Довелось мне когда-то в одной из работ писать про собаководство в древней Белоруссии. И, кажись, это был один из немногих случаев, когда такая отвлеченная материя пригодилась мне в конкретной жизни. Отсюда вывод: абстрактных, ненужных знаний нет. В жизни может случиться, что только знание того, какой чешский король разбил монголов, спасет твою голову, и тогда ты от радости и Кузьму батькой назовешь.
– Это какая же такая порода?
– Это вандейский грифон, – сказал я. – Порода от «брака», так сказать, вандейских гончих с бретонскими грифонами (видишь, от них рыжей масти и у этого подпалины есть). Страшно злые. Для охоты на диких кабанов лучше не найдешь. Ну и на волка почти всегда первые…

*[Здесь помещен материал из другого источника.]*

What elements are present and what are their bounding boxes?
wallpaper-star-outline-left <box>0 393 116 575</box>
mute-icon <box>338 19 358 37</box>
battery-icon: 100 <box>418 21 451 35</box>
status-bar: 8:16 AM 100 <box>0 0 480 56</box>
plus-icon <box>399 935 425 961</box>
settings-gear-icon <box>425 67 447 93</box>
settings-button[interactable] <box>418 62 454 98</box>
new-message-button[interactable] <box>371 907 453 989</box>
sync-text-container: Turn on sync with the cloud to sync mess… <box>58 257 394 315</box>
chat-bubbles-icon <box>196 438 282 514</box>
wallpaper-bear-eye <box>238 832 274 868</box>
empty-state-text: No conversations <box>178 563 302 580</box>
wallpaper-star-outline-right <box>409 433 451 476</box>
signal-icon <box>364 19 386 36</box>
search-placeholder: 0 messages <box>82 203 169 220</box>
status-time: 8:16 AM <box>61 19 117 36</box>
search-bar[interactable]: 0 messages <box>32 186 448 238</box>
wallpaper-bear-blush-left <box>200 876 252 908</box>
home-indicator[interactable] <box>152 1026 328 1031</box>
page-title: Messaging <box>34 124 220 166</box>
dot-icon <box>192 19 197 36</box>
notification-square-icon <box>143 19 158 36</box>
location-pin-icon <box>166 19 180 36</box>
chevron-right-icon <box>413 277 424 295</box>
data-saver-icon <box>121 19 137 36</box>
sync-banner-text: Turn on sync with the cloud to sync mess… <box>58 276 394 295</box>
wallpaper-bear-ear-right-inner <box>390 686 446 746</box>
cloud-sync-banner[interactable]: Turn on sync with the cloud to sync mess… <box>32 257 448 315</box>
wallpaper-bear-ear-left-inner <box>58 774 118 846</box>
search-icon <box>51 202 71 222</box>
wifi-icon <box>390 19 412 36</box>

Сальвесь вдруг сел рядом со мной и вытащил сигарету.
– Ну, а этот, эти – добрые к людям. И удивляюсь я, где это вы, лесник, и, по-видимому, хороший егерь, две такие редкие породы добыли? В Минске мне встречать не доводилось.
– Удалось чудом, – хозяин явно подобрел.
– И в самом деле чудеса на колесах. Таких брудастых[119], как ваш Ветер, мне не доводилось видеть. А Вар! Это же стэг-хоунд, или оленья гончая. В прошлом столетии даже Сабанеев Леонид Павлович (а он охоту и собак знал, как никто, и я скорее богу или себе самому не поверю, нежели ему) насчитывал в Англии – и только в Англии – всего двадцать стай, или свор, потому что каждая с одной сворки, с одного смычка спускается.
– Ну, может, с тех пор развелись.
– И то правда. Только вот слишком он рослый для стэг-хоунда. Не повязали ли какого-то там из его предков с гончей святого Губерта. Он злобный, а голос низкий, сильный?
– Все это есть. А рост? – хозяин уже совсем оттаял. – Может, акселерация не только среди людей идет.
– А где все же старик? – забеспокоился я.
– Придет. С ним на этот «вечерний обход» всегда мой Горд ходит, ньюфаундленд. Даже притащит в случае чего.
– Да у вас тут чистопородная псарня.
– Да еще Джальма, легавая, выжла по-нашему. – И вдруг вгляделся в меня. – А вы, случайно, не из легавых?
– Случайно не из легавых… Мне правду об убийстве вашего Юльяна установить нужно. Уже слишком тесно связано оно с некоторыми темными делами. И в войну, и теперь.